Search code examples
databasedatabase-designdata-warehouse

Data warehouse design - periodic snapshot with frequently changing dimension keys


Imagine a fact table with a summation of measures over a time period, say 1 hour.

Start Date          | Measure 1 | Measure 2
-------------------------------------------
2018-09-08 00:00:00 | 5         | 10
2018-09-08 00:01:00 | 12        | 20

Ideally we want to maintain the grain such that each row is exactly 1 hour. However, each row references dimensions which might ‘break’ the grain. For instance:

Start Date          | Measure 1 | Measure 2 | Dim 1
---------------------------------------------------
2018-09-08 00:00:00 | 5         | 10        | key 1
2018-09-08 00:01:00 | 12        | 20        | key 2

It is possible that the dimension value may change 30 minutes into the hour in which case, the above would be inaccurate and should be represented like this:

Start Date          | Measure 1 | Measure 2 | Dim 1
---------------------------------------------------
2018-09-08 00:00:00 | 5         | 10        | val 1
2018-09-08 00:00:30 | 5         | 10        | val 2
2018-09-08 00:01:00 | 12        | 20        | val 2

In our scenario, the data needs to be sliced by at least 5 dimension keys with queries like:

sum(measure1) where dim1 = x and dim2 = y..

Is there a design pattern for this requirement? I have considered ‘periodic snapshots’ but I have not read anywhere about this kind of row splitting on dimension changes.

I can see only two options:

  1. Store the dimension values that were most present on each row (e.g. if a dimension value was true for the majority of the time in the hour, use this value). This would lead to some loss of accuracy.
  2. Split each row on every dimension change. This is complex in the ETL, creates more data and breaks the granularity rule in the fact table.

Option 2 is the current solution and serves the purpose but is harder to maintain. Is there a better way to do this, or other options?

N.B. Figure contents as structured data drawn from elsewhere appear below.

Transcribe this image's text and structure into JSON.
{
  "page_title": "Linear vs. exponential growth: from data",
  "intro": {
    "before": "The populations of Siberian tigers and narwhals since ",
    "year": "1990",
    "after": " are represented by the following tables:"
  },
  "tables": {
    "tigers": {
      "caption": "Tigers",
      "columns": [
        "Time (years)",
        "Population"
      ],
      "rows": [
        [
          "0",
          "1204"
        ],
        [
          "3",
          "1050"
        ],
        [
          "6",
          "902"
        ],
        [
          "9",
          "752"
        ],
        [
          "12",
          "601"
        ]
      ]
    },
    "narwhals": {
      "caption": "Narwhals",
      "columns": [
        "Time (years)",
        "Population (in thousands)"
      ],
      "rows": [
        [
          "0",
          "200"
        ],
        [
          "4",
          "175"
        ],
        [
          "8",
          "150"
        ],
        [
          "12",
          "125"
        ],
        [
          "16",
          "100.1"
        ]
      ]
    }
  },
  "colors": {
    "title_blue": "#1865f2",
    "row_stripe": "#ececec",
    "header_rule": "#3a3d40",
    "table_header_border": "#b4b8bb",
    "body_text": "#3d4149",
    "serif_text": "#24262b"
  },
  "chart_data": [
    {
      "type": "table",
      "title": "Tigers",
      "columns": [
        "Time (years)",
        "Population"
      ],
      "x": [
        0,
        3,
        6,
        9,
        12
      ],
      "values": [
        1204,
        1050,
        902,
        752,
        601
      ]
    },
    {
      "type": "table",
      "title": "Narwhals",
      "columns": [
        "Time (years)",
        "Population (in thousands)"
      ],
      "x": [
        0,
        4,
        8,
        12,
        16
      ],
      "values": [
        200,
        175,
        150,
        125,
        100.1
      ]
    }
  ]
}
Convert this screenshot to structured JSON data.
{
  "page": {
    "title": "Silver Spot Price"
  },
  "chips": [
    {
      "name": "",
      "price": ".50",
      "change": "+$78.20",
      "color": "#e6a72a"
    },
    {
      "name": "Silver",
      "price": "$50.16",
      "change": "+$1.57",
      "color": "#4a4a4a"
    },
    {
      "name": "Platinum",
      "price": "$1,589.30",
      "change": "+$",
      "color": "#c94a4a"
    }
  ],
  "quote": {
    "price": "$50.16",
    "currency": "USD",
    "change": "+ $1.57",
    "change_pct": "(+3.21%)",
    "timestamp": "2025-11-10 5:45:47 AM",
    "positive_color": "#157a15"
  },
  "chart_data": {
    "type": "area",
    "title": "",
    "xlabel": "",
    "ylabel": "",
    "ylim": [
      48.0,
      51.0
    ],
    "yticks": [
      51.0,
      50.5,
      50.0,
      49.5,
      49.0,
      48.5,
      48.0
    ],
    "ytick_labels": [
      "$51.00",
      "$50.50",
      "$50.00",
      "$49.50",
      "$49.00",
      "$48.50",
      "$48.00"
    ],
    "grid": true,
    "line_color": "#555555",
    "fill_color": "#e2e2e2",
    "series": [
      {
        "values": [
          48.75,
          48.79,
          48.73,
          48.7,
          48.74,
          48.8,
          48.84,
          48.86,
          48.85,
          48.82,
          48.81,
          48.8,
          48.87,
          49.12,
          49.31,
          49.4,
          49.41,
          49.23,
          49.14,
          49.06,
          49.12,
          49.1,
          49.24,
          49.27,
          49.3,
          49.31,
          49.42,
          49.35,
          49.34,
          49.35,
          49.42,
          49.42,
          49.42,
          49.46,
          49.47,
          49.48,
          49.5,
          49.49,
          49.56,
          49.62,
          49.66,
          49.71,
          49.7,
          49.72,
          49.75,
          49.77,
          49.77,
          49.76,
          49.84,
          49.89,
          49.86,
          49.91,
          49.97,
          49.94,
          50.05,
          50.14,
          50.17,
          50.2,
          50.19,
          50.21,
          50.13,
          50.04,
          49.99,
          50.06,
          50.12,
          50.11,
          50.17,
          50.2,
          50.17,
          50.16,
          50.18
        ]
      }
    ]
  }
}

By way of a real example, this system records production data in a manufacturing environment so the data is something like:

Line   | Date                | Crew   | Product   | Running Time (mins)
-----------------------------------------------------------------------
Line 1 | 2018-09-08 00:00:00 | Crew A | Product A | 60

As noted, the crew, product or any of the other dimension may change multiple times within the hour.


Solution

  • You shouldn't need to split the time portion of your fact table since you clearly want to report hourly data, but you should have two records, one for each dimension value. If this is an aggregate of a transactional fact table, your process that loads the hourly table should be grouping each record by each dimension key. So in your example above, you should have two records for hour like so:

    Start Date          | Measure 1 | Measure 2 | Dim 1
    ---------------------------------------------------
    2018-09-08 00:00:00 | 5         | 10        | val 1
    2018-09-08 00:01:00 | 5         | 10        | val 1
    2018-09-08 00:01:00 | 12        | 10        | val 2
    

    You will need to take into account the other measures as well and make sure they all go into the correct bucket (val 1 or val 2). I split them evenly in the example.

    Now if you slice by hour 1 and by Dim 1 Value 2, you will only see 12 (measure 1), and if you slice on hour 1, dim 1 value 1, you will only see 5, and if you only slice on hour 1, you will see 17.

    Remember, your grain is defined by the level of each dimension, not just the time dimension. HTH.